Parte ricorrente così concludeva:” …. Accogliere il presente ricorso;
- Annullare integralmente l'intimazione di pagamento per IMU relativa agli anni 2015, 2016, 2017 e 2018; - Dichiarare l'intervenuta decadenza dell'ente impositore dal potere di accertamento, nonché l'illegittimità formale e sostanziale dell'atto impugnato;
- Con vittoria di spese”.
Si costituiva in giudizio l'ICA Spa, depositava le proprie controdeduzioni e così premetteva: la stessa “sulla base degli avvisi di accertamento esecutivo emessi e notificati del Comune di Torrita di Siena per IMU annualità dal 2015 al 2018 (Prod.2), ha emesso: - Dapprima l'avviso di presa in carico ID Pratica 20527129 del 21.04.2022, notificato il 20.05.2022 (Prod.3); successivamente, non ricevendo alcun pagamento e/o impugnazione, l'avviso di intimazione oggi opposto (cfr. Prod.1)”.
Pertanto, l'ICA Spa insisteva sulla legittimità e fondatezza del proprio operato e, per l'effetto, chiedeva l'inammissibilità del ricorso con vittoria di spese.
All'udienza del 28.11.25 la Corte disponeva, con ordinanza n.162/25 nei confronti di parte ricorrente, di avvalersi di un difensore tecnico abilitato, depositando la relativa procura entro il 31 dicembre 2025.
Parte ricorrente depositava in PTT procura a difensore tecnico.
All'udienza del 12.01.26 veniva accolta l'istanza cautelare.
All'udienza del 16.2.26 la causa veniva trattenuta in decisione.
MOTIVI DELLA DECISIONE
La Corte, esaminati gli atti, disattesa ogni contraria deduzione, eccezione e domanda, dichiara l'inammissibilità del ricorso.

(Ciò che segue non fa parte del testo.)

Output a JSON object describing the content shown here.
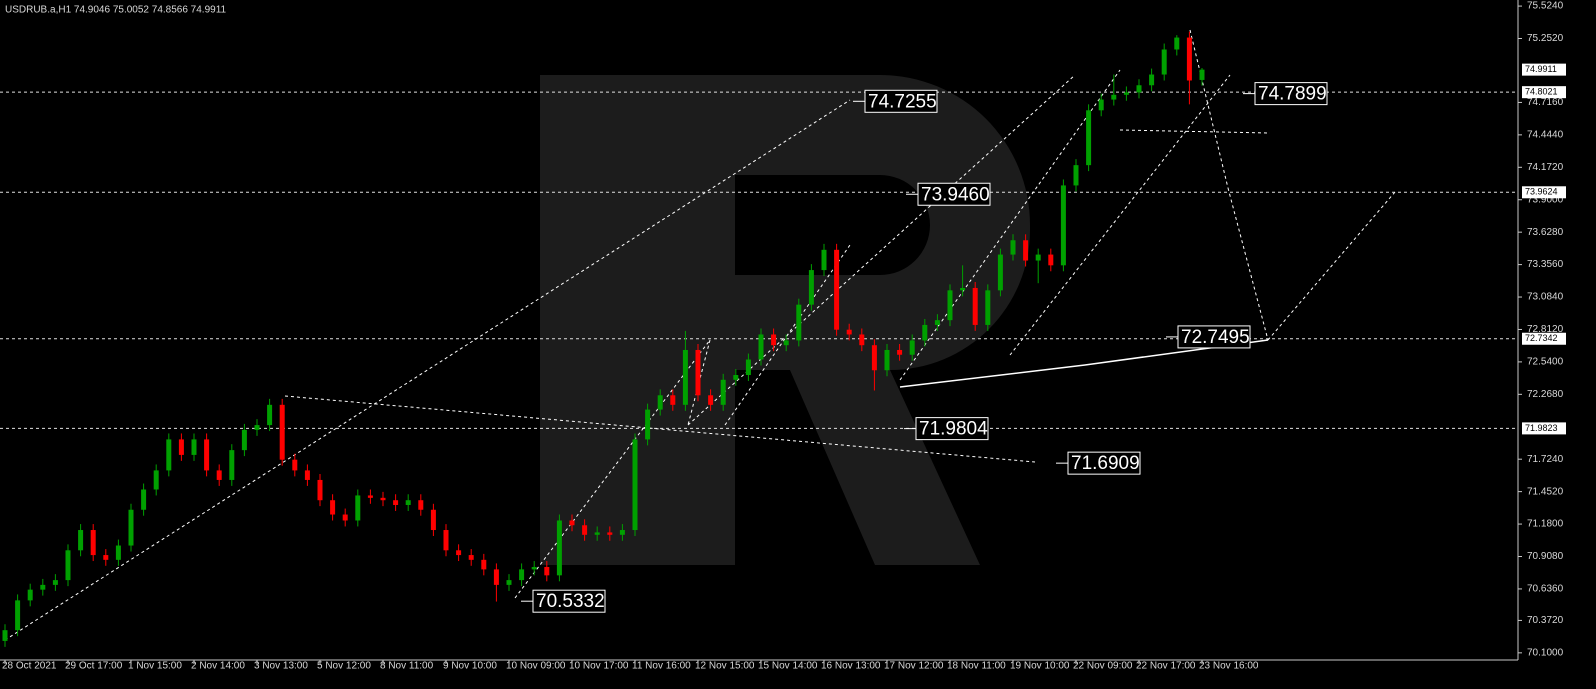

Sugli avvisi di accertamento emessi e notificati da parte del Comune di Torrita di Siena per IMU annualità dal 2015 al 2018, contestati da parte ricorrente quali atti prodromici, asseritamente non notificati, occorre precisare:
-per l'annualità IMU 2015 (acc.n.1204/20), 2016 (acc.n.91/20) e 2017 (acc.n.55/20) le notifiche dei relativi avvisi di accertamento sono avvenute regolarmente in data 17.12.2020 (si veda doc.2 controdeduzioni) e, comunque, anche laddove fosse emerso un vizio di notifica, ma non è il caso in specie, parte ricorrente risulta non aver impugnato il successivo avviso di presa in carico ID Pratica 20527129 del 21.04.2022, notificatole in data 20.05.2022 (si veda doc.3 controdeduzioni). Di conseguenza, le doglianze lamentate risultano tardive e, quindi, inammissibili, a fronte di un credito oramai consolidatosi a favore dell'Ente impositore, demandato legittimamente al recupero da parte di ICA S.p.A.– concessionaria della riscossione;
-per l'annualità IMU 2018 (acc. n.41/2020) come disposto da altra sezione di questa Corte con sent. nn.13-14 /2022 (RG.nn.30-31/2021), il relativo accertamento impugnato è stato ritenuto legittimo e fondato.
A tal riguardo dagli atti depositati in Segreteria risulta che per l'annualità IMU 2018 le relative sentenze non sono state oggetto di impugnazione e, quindi, sono da ritenere passate in giudicato.
Sulle spese di giudizio viene seguito il criterio di soccombenza e le stesse vengono liquidate come da dispositivo.
P.Q.M.
La Corte dichiara l'inammissibilità del ricorso e condanna parte ricorrente alle spese di lite, liquidate in complessive €1.500,00 (millecinquecento/00).